GCHQ's secret hilltop site in Scarborough revealed as having pivotal role in Cuban missile crisis

Part of the fortified bunker at Scarborough, used by GCHQ. Photo taken during a visit by Prince Charles on July 30, 2014. - Getty Images Europe
Part of the fortified bunker at Scarborough, used by GCHQ. Photo taken during a visit by Prince Charles on July 30, 2014. - Getty Images Europe

The pivotal role in the Cuban missile crisis played by a secret outpost of GCHQ in Scarborough has been revealed.

The task of the tiny bunker on the North Yorkshire coast, described by staff as dank and often smelly, had been to monitor the Soviet Baltic fleet and merchant shipping in the northern hemisphere.

In 1962 this somewhat unglamorous job for Britain’s cyber spy agency was thrust into the centre of world affairs as tensions between the West and the Soviet Union threatened to escalate into nuclear war.

On October 16, 1962, US President John F Kennedy had been told the Soviet Union was secretly shipping nuclear missiles to Cuba, just 90 miles off America’s south eastern coast.

US forces established a naval blockade, preventing the arrival of any ships, but some Soviet vessels were already on their way to the island. Any confrontation between the two naval forces risked escalation into nuclear war.

The operators in the Scarborough bunker were able to intercept the Soviet ships reporting back their position and establish where they were heading.

"Traditionally just another task at the bottom of Scarborough's priority list, suddenly escalated to the very top priority for British intelligence," Tony Comer, GCHQ's historian told the BBC.

“Were the Soviets going to call Kennedy's bluff or not?

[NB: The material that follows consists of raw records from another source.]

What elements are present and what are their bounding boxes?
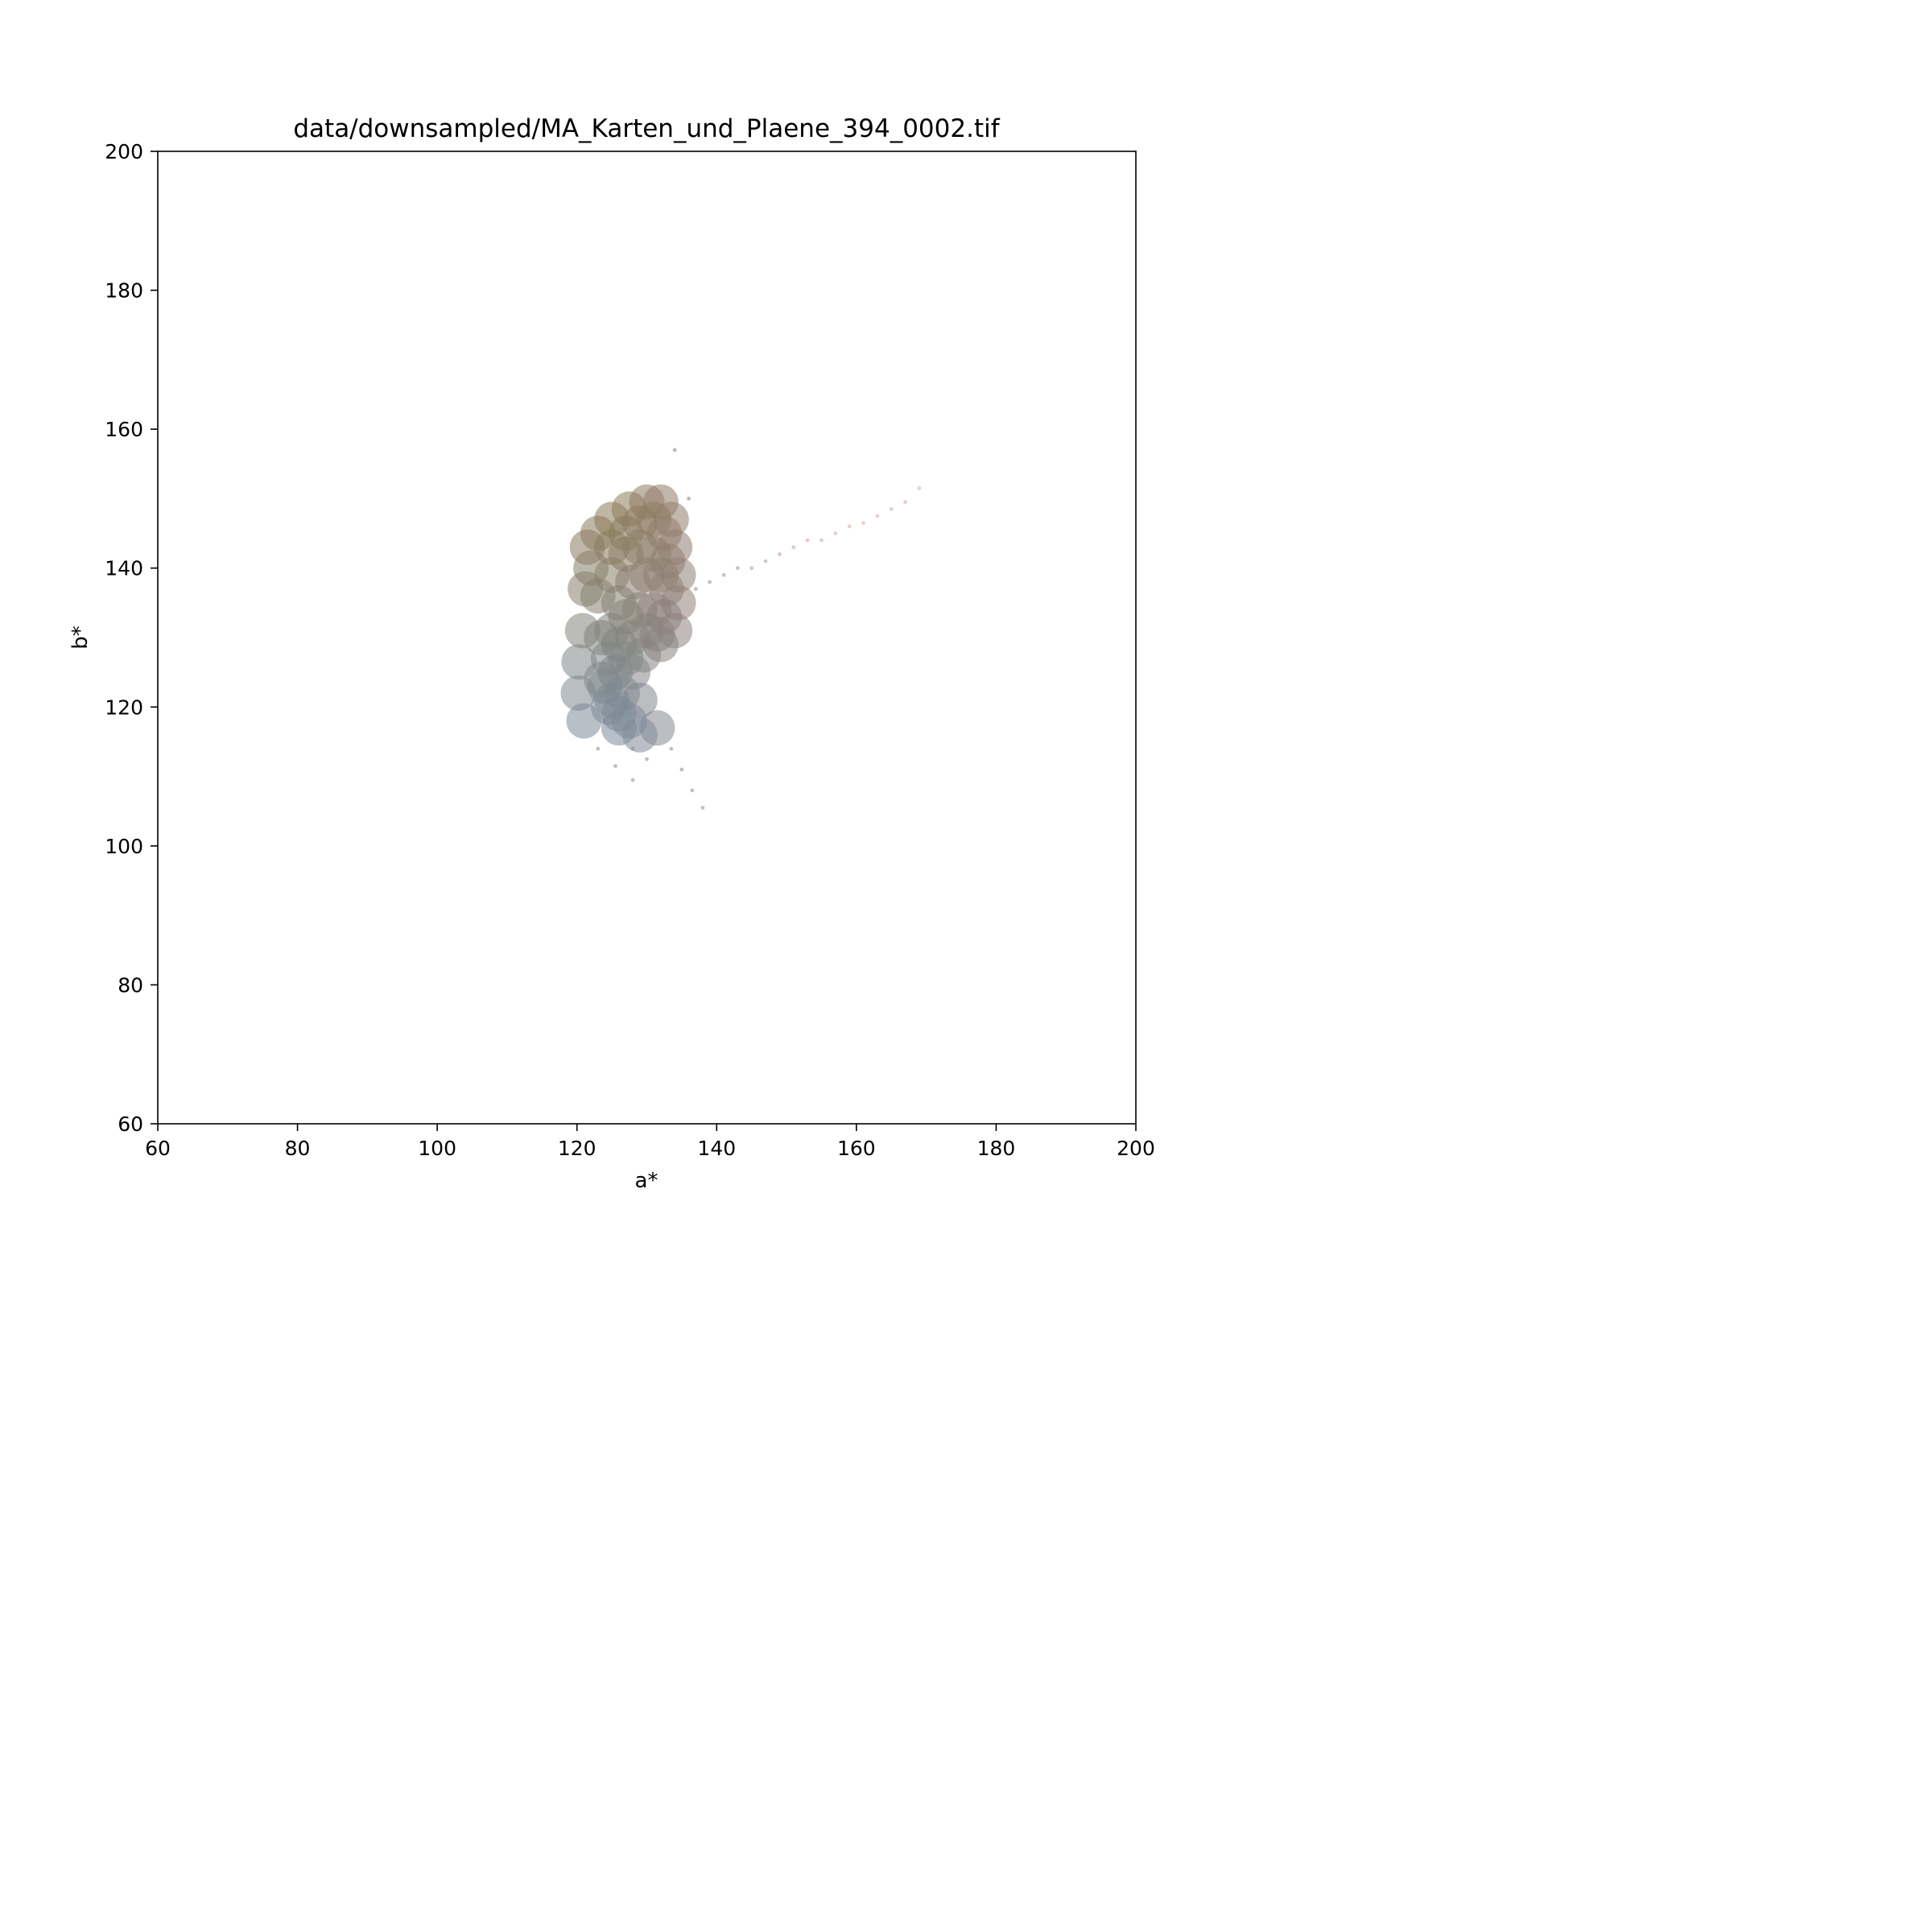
y-axis-label: b* (68, 625, 93, 650)
data-point (630, 778, 635, 782)
data-point (805, 538, 810, 543)
y-tick-label: 100 (105, 835, 143, 858)
x-tick-label: 140 (697, 1137, 736, 1160)
points-layer (560, 448, 922, 810)
data-point (735, 566, 740, 571)
y-tick-label: 140 (105, 557, 143, 580)
data-point (613, 764, 617, 768)
x-tick-label: 160 (837, 1137, 876, 1160)
data-point (639, 616, 675, 652)
x-tick-label: 60 (145, 1137, 171, 1160)
data-point (690, 788, 695, 793)
data-point (721, 572, 726, 577)
x-axis-label: a* (635, 1169, 658, 1193)
x-axis: 60 80 100 120 140 160 180 200 (145, 1124, 1155, 1160)
chart-title: data/downsampled/MA_Karten_und_Plaene_39… (293, 114, 1000, 143)
data-point (791, 545, 796, 550)
data-point (833, 531, 838, 535)
y-tick-label: 120 (105, 696, 143, 719)
data-point (672, 448, 677, 452)
y-tick-label: 200 (105, 140, 143, 163)
data-point (889, 507, 894, 511)
plot-frame (157, 151, 1137, 1125)
x-tick-label: 120 (558, 1137, 597, 1160)
data-point (819, 538, 824, 543)
data-point (608, 640, 644, 676)
data-point (642, 557, 679, 593)
data-point (749, 566, 754, 571)
y-tick-label: 60 (118, 1113, 143, 1136)
x-tick-label: 100 (418, 1137, 456, 1160)
y-axis: 60 80 100 120 140 160 180 200 (105, 140, 158, 1136)
data-point (621, 716, 658, 753)
y-tick-label: 180 (105, 279, 143, 303)
data-point (861, 521, 865, 525)
data-point (778, 552, 782, 556)
scatter-chart: data/downsampled/MA_Karten_und_Plaene_39… (0, 0, 1244, 1244)
data-point (875, 514, 880, 518)
x-tick-label: 200 (1117, 1137, 1155, 1160)
data-point (700, 806, 705, 810)
data-point (847, 524, 852, 529)
data-point (903, 500, 907, 505)
y-tick-label: 80 (118, 973, 143, 997)
data-point (687, 497, 691, 501)
data-point (645, 757, 649, 762)
data-point (693, 587, 698, 591)
x-tick-label: 80 (285, 1137, 311, 1160)
data-point (596, 746, 601, 751)
data-point (708, 580, 712, 584)
data-point (917, 486, 922, 490)
data-point (679, 767, 684, 772)
y-tick-label: 160 (105, 418, 143, 441)
data-point (669, 746, 674, 751)
x-tick-label: 180 (977, 1137, 1016, 1160)
data-point (763, 559, 768, 564)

Scarborough was the organisation that was able to say exactly where these vessels were, when they stopped sailing towards Cuba and when they turned around and headed back to the Soviet Union," Mr Comer added.

The role of the secret hilltop site overlooking the North Sea is the focus of the first part of a BBC Radio 4 series called The Secret History of GCHQ. It reveals how staff were strictly controlled for security purposes.

"The room was full of people, headphones on,” one veteran staff member explained. “Your role was to not miss a beat."

The current director of the base, like other staff, still only gives her first name to protect identities.

"If you wanted to go to the toilet, you had to put your hand up, somebody's got to come in and take your place," Sheila said.

Alongside the work at Scarborough, Britain made two further contributions that helped President Kennedy formulate his strategy during the crisis.

First, the British ambassador in Washington, David Ormsby-Gore, a close friend of President Kennedy, was accorded the unprecedented privilege of sitting in on sessions of the National Security Council.

On October 23, he made a crucial suggestion: that the proposed "quarantine line" of the American naval blockade be modified from 800 miles to 500 miles off the Cuban coast. This notable British proposition would give the Soviet ships approaching from Europe more time to react, and provide Russian President Khrushchev with a face-saver.

The second British contribution was revealed in 1993 when government documents were released under the 30-year rule.

They showed that at the height of the crisis, Prime Minister Harold Macmilan had offered to give up some of Britain’s nuclear weapons in exchange for Soviet withdrawal of missiles from Cuba.

“I feel sure that a long period of blockade, and possibly a Russian reaction in the Caribbean or elsewhere, will lead us nowhere,” Macmillan had said in a personal telegram to David Ormsby-Gore on the day the US imposed a naval blockade.

The declassified papers revealed a personal note from Macmillan to Kennedy in which he had said: “I put the proposal that it might be helpful to save the Russians' face if we undertake during the same period (that Soviet missiles are withdrawn) to allow the immobilization of our Thor missiles, of which there are 60, under UN supervision”.

The offer was not taken up.

The crisis was resolved when President Khrushchev "blinked". He sent a telegram proposing that, if America would promise not to invade Cuba, he would pull out the missiles. It was, in Macmillan's opinion, "a complete capitulation".

The GCHQ base at Scarborough was established just before the First World War because its position was ideal to intercept German naval radio signals in the North Sea.

During the Second World War it helped locate German U-boats in the Atlantic and shifted its focus to monitoring Soviet communications in the years of the Cold War. It is still a functioning GCHQ location.

Part one of The Secret History of GCHQ is on BBC Radio 4 on Monday October 21 at 20:00 BST and on BBC Sounds.